Nonfiction Book Reviews

The Looming Tower: Al-Qaeda and the Road to 9/11 by Lawrence Wright

This Pulitzer-Prize winning account of the rise of one of the most notorious terrorist organizations in modern history eloquently pieces together a truly compelling narrative. The story provides valuable insight into how a lone surgeon and the son of a Saudi billionaire could combine forces to wage terror on the United States. The book opens with the origins of Islamic fundamentalist thinking, beginning with the writing of Sayyid Qutb, an Egyptian scholar whose martyrdom would provide the basis for waging jihad against the perceived threat of plummeting moral and social values in a rapidly modernizing world. The book then takes a biographical turn, displaying the lives of the future leaders of Al-Qaeda and their road to terror. The Looming Tower connects back to the United States by showing the disastrous chain of events between American intelligence and justice services that failed to prevent the worst terrorist attack on U.S. soil in American history. The Looming Tower has 4.38 out of five stars on Goodreads.

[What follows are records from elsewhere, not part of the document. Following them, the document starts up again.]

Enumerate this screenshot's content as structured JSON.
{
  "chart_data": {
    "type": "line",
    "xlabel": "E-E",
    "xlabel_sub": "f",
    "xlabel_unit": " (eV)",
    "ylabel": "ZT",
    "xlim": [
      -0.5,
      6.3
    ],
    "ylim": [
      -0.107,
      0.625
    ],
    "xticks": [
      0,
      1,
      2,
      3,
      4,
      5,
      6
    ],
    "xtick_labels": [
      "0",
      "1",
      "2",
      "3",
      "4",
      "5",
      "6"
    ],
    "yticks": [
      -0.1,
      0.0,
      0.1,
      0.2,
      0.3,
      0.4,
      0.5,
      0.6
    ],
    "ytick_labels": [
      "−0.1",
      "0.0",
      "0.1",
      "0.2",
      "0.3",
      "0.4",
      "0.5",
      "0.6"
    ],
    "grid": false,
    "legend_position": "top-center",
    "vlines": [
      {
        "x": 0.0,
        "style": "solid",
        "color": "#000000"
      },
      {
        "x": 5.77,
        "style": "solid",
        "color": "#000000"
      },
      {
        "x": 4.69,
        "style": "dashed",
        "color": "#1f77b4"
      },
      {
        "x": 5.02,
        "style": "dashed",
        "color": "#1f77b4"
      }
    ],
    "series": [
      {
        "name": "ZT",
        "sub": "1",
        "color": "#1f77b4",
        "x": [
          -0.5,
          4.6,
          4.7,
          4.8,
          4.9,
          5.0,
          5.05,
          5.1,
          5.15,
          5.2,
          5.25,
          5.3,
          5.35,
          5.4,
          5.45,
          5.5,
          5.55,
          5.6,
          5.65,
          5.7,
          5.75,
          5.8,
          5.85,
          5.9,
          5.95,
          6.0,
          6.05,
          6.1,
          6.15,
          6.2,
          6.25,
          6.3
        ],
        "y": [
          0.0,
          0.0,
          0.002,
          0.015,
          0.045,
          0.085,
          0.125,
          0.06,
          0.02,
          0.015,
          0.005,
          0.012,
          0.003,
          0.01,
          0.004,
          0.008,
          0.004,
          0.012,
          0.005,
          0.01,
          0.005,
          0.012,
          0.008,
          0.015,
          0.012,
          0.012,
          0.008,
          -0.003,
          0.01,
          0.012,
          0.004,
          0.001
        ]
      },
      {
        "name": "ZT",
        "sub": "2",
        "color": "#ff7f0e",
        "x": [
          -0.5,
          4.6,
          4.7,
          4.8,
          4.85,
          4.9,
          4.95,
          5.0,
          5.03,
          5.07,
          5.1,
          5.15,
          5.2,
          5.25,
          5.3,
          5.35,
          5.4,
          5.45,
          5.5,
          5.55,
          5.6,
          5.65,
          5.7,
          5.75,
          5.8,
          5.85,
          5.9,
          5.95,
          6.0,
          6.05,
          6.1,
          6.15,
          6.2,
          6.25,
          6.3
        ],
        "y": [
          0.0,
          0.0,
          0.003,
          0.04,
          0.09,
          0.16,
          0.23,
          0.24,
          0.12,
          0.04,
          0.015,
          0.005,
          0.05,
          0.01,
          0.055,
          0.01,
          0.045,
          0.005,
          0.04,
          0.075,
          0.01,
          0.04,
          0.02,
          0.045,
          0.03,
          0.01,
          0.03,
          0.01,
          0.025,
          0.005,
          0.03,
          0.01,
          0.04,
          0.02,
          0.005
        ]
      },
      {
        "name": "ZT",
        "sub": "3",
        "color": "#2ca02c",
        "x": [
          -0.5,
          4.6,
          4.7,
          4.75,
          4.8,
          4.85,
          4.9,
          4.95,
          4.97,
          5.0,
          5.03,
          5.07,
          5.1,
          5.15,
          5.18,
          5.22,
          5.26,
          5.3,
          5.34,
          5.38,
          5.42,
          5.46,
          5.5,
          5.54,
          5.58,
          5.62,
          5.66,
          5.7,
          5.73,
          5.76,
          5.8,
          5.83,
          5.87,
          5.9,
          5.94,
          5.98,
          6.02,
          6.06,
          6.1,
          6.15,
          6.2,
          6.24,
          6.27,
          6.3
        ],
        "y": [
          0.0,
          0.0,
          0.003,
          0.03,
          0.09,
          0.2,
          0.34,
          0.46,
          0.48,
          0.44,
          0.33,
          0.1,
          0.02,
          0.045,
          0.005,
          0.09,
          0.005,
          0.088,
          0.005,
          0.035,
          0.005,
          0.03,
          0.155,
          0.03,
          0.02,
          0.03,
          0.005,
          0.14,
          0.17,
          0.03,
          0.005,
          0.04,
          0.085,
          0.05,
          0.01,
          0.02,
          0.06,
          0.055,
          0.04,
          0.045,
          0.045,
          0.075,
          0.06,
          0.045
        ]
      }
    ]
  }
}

Evicted: Poverty and Profit in the American City by Matthew Desmond

Urban poverty frequently has the tendency to elude us in Fairfax County, but Evicted paints a portrait of the phenomenon so vivid that the problem becomes impossible to ignore. The book follows impoverished families in the Milwaukee area who are constantly on the fringe of eviction, a common process that can have terrible consequences for its victims. Desmond fuses together multiple perspectives on the issue: those of the evicted, those of the tenant and those of policy advocates whose goal is to mitigate its effects. From a day in eviction court to the ramblings of a heroin addict in a Milwaukee trailer park, Desmond provides a clear window onto the issue of urban poverty in America. Evicted has 4.46 stars out of five on Goodreads.


Underground: The Tokyo Gas Attack and the Japanese Psyche by Haruki Murakami

Don’t be fooled, the renowned Japanese novelist’s advanced oratory skills are definitely pronounced in his sole nonfiction work. When adherents to the doomsday cult Aum Shinrikyo released sarin gas into the Tokyo subway on March 20, 1995, Japan was changed forever. Such acts of violence and terrorism were almost unheard of in this island nation, and Murakami’s extensive interviews with commuters from that morning and with some Aum Shinrikyo members themselves allow one to see these shifts in the Japanese psyche firsthand. Underground has 3.88 stars out of five on Goodreads.